Naar aanleiding van “Dieselgate”, boog het Hof van Justitie zich over de vraag of Volkswagen voor een oneerlijke handelspraktijk kon worden veroordeeld tot twee boetes, in twee verschillende lidstaten. Het Hof verduidelijkte de toepassing van het ne-bis-in-idem-principe.
In 2016 heeft de AGCM , de Italiaanse autoriteit voor consumentenbescherming, aan Volkswagen een boete opgelegd van 5 miljoen euro voor oneerlijke handelspraktijken, namelijk het in de handel brengen van dieselvoertuigen die met “sjoemelsoftware” uitgerust waren. Volkswagen heeft tegen dit besluit van de AGCM beroep ingesteld. Terwijl dat beroep hangende was, in 2018, heeft het openbaar ministerie in Duitsland een boete opgelegd van 1 miljard euro aan Volkswagen, voor het opzetten van de sjoemelsoftware. Het Duitse besluit specifieerde dat 5 miljoen euro de sanctie uitmaakte en de rest van het bedrag voordeelsontneming. Volkswagen had besloten dit Duitse besluit niet aan te vechten, zodat het definitief werd.
Ondertussen was de procedure bij de beroepsrechter in Italië nog hangende. Daar voerde Volkswagen aan dat het besluit van 2016 onwettig was geworden omwille van het ne-bis-in-idem-principe (artikel 50 van het Handvest van de grondrechten van de Europese Unie). Volkswagen argumenteerde dat zij inmiddels al een boete had betaald (in Duitsland) en dus geen tweemaal voor dezelfde feiten gestraft kon worden. Artikel 50 van het Handvest luidt namelijk: “Niemand wordt opnieuw berecht of gestraft in een strafrechtelijke procedure voor een strafbaar feit waarvoor hij in de Unie reeds onherroepelijk is vrijgesproken of veroordeeld overeenkomstig de wet.” De vraag stelde zich of dit principe ook van toepassing is op de boetes (voor oneerlijke handelspraktijken) die als “administratieve boetes” worden aangemerkt in de nationale regelgeving. De Italiaanse rechter vroeg hierover uitleg aan het Hof van Justitie.

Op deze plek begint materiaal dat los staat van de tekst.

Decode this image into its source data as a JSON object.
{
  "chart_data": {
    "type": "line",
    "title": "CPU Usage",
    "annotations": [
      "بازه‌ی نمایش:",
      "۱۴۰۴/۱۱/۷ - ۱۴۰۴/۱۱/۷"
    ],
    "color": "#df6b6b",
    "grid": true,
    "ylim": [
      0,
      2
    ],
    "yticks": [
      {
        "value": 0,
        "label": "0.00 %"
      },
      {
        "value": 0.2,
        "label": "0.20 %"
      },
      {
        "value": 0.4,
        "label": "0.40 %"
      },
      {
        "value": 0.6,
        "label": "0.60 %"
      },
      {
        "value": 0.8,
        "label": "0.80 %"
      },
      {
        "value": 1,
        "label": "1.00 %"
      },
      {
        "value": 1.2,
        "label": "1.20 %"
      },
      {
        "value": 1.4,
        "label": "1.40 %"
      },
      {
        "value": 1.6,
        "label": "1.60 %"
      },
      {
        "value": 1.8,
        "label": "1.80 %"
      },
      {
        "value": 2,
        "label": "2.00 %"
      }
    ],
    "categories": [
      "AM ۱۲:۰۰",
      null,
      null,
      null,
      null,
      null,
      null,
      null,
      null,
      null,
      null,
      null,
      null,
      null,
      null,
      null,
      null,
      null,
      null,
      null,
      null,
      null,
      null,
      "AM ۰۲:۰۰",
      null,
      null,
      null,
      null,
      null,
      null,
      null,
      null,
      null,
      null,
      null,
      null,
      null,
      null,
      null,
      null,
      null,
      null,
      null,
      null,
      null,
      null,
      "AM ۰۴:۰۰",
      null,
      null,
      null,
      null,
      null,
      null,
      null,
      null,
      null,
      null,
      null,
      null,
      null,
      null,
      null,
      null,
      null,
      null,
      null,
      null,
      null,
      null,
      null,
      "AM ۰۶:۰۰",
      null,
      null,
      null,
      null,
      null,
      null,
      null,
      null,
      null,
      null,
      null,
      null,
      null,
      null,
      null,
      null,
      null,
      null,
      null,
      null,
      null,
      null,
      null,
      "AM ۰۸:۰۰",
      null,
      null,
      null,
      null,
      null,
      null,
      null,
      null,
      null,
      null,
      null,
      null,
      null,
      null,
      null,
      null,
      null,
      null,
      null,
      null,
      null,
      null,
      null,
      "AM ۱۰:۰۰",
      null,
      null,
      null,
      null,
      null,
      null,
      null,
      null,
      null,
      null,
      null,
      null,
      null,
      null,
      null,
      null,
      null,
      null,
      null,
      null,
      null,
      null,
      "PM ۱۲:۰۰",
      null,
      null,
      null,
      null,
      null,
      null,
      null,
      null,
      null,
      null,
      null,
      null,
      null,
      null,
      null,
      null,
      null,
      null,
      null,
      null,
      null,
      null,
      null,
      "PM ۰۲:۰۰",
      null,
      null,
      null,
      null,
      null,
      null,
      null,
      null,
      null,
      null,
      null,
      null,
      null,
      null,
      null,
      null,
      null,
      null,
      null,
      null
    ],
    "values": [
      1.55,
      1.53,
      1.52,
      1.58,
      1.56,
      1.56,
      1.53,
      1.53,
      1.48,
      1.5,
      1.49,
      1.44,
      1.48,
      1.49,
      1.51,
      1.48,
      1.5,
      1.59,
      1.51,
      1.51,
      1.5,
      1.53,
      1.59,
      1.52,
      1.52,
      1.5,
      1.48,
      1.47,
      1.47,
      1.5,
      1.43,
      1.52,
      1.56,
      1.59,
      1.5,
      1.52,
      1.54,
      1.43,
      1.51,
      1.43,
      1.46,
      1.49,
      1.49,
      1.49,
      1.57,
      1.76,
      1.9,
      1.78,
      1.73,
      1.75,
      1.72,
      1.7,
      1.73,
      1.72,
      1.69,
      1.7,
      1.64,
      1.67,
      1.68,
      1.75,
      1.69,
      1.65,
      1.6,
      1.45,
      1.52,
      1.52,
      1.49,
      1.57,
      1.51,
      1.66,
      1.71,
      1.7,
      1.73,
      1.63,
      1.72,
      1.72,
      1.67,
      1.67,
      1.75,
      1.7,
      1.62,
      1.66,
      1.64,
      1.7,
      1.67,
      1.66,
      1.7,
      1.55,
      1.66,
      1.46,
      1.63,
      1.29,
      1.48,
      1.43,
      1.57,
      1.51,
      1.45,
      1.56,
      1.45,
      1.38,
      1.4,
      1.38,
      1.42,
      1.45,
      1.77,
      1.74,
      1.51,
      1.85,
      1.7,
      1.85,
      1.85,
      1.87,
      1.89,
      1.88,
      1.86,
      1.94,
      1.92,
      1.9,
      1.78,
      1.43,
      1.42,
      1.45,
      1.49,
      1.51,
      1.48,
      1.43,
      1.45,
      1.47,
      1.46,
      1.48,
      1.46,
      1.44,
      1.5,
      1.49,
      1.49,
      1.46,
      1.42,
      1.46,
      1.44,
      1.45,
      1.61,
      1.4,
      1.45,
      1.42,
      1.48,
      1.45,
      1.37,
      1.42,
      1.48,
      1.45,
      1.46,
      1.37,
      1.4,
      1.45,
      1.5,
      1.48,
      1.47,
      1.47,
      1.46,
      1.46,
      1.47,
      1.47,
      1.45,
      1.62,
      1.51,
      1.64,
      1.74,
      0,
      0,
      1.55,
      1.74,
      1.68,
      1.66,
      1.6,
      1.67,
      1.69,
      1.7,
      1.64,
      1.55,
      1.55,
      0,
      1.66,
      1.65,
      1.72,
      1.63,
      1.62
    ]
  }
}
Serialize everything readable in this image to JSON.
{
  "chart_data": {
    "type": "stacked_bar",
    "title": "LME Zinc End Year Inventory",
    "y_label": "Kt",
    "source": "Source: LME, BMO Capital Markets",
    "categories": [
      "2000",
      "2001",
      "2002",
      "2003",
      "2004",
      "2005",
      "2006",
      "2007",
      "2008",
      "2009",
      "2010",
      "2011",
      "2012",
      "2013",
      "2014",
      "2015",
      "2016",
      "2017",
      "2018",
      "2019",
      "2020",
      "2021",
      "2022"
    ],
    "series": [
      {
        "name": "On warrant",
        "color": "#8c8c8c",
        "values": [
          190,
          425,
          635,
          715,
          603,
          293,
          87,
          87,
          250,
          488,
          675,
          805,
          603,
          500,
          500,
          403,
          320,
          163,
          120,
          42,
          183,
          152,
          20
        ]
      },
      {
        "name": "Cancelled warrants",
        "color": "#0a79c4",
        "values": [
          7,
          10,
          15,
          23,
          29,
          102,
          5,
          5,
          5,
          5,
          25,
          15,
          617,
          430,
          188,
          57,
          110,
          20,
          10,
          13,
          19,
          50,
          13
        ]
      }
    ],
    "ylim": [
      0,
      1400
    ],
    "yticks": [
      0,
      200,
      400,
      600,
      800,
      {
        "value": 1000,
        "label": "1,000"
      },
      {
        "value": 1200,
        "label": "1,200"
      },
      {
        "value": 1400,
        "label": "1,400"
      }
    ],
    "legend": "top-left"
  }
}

Het Hof verduidelijkte dat het ne-bis-in-idem-principe belet dat er een cumulatie is van zowel vervolgingsmaatregelen als sancties met een strafrechtelijk karakter, voor dezelfde feiten ten aanzien van dezelfde persoon. Om te beoordelen of een sanctie een strafrechtelijke aard heeft, zijn de volgende 3 criteria relevant: (1) de juridische kwalificatie van het strafbare feit in het nationale recht, (2) de aard van de inbreuk (strekt de sanctie tot repressie en preventie, dan wel enkel schadevergoeding?) en (3) de zwaarte van de sanctie. Ondanks dat de sanctie naar nationaal recht als “administratief” werd aangemerkt (eerste criterium), en het Hof geen duidelijk besluit kon nemen in verband met de aard van de inbreuk (tweede criterium), oordeelde het Hof dat de sanctie weldegelijk een “strafrechtelijk” karakter had, omwille van de hoogte van de boete (tot 5 miljoen euro). Het ne-bis-in-idem-principe was dus van toepassing op de boetes.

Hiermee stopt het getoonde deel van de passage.